Forget regex. Accomplishing what you want to do with a regex is going to be error prone and unreliable. You're always going to have little edge cases that you can't really handle well with a regex.
What you really need is a context free grammar. Use pyparsing
.
>>> from pyparsing import OneOrMore, Regex, Optional
>>> pairListParser = OneOrMore(u'Key=' + Regex(u'[^,]+') + u',Value=' + Regex(u'[^, ]+') + Optional(Regex(u',? ')))
>>> x = u'Key=key1,Value={"a=":"b"}, Key=key2,Value=value2, Key=key3,Value={"c":{"d":"e"}}'
>>> pairListParser.parseString(x, parseAll=True)

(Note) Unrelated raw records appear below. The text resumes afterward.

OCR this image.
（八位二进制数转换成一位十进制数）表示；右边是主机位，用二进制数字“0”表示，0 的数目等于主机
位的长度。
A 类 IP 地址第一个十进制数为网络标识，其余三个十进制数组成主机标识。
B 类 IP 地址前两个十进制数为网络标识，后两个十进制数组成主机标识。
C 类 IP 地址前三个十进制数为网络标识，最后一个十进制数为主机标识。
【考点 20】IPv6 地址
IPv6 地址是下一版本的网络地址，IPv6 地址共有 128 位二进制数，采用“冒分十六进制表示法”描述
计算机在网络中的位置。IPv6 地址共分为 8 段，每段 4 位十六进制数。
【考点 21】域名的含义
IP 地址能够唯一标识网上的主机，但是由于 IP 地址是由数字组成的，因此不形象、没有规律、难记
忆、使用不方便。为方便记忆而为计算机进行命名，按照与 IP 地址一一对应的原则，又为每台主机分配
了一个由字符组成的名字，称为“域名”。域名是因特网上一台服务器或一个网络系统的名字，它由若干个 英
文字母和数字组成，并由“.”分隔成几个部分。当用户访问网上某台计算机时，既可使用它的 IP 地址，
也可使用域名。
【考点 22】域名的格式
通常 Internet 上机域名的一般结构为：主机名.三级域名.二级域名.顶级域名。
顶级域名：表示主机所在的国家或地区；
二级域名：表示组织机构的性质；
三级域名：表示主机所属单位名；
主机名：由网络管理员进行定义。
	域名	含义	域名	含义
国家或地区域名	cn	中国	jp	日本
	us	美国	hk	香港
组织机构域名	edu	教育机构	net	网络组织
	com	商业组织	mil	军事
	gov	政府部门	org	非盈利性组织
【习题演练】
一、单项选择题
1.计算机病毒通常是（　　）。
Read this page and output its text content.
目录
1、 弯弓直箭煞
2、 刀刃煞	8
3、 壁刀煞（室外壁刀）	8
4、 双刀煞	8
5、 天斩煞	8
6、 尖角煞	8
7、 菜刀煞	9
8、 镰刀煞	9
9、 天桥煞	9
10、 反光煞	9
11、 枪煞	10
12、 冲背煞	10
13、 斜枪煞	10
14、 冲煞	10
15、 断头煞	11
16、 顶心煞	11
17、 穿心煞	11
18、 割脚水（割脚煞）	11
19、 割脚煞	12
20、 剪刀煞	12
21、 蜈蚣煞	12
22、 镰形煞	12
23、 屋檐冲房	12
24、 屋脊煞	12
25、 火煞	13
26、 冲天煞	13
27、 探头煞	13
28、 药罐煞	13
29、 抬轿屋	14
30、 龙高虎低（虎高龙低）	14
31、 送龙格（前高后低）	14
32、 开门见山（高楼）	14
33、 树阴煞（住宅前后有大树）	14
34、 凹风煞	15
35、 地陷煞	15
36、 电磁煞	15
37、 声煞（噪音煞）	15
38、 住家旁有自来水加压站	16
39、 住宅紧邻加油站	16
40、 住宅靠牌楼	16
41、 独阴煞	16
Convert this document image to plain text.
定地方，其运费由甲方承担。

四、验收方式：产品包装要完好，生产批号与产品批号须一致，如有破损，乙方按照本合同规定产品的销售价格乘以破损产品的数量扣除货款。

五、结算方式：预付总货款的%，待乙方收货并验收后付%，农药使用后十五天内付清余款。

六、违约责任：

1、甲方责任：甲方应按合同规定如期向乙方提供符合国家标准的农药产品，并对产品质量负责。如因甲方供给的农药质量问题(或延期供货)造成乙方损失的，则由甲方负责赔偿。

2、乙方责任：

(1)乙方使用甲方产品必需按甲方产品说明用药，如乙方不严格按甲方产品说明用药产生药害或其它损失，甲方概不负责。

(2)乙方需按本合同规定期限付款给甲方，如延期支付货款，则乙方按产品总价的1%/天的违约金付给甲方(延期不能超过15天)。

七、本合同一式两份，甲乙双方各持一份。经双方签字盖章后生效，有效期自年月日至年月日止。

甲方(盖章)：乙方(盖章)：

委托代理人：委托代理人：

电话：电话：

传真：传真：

([u'Key=', u'key1', u',Value=', u'{"a=":"b"}', u', ', u'Key=', u'key2', u',Value=', u'value2', u', ', u'Key=', u'key3', u',Value=', u'{"c":{"d":"e"}}'], {}
Note that in the example above, I assumed that keys cannot contain a comma (,
) and that values cannot contain a comma (,
) or a space (
). I did so for simplicity, but with pyparsing
, you can rework the parser to allow for those cases. It's just a matter of doing the work to figure it out, whereas with regex, it is mathematically impossible to parse it if those restrictions don't apply.
Then you just need to pull out the results.
>>> parsedX = pairListParser.parseString(x, parseAll=True)
>>> parsedXIter = iter(i for i in parsedX if i not in (u'Key=', u',Value=', u', '))
>>> result = dict(zip(parsedXIter, parsedXIter))
>>> result
{u'key3': u'{"c":{"d":"e"}}', u'key2': u'value2', u'key1': u'{"a=":"b"}'}
(There are probably better ways to pull out the results, but this was quick and dirty. Noteably, pyparsing
has capabilities that let you discard certain elements or transform the results while it parses.)
Once you have the results in a dict
, you can do whatever you want with the values:
for k, v in result.items():
m = re.match(u'^{(.+)}$', v)
if m:
print(m.groups())
I imagine it would be better to parse them as JSON or something like that, but the point is now you've cut off all the stuff around the value and can work with just the value in isolation.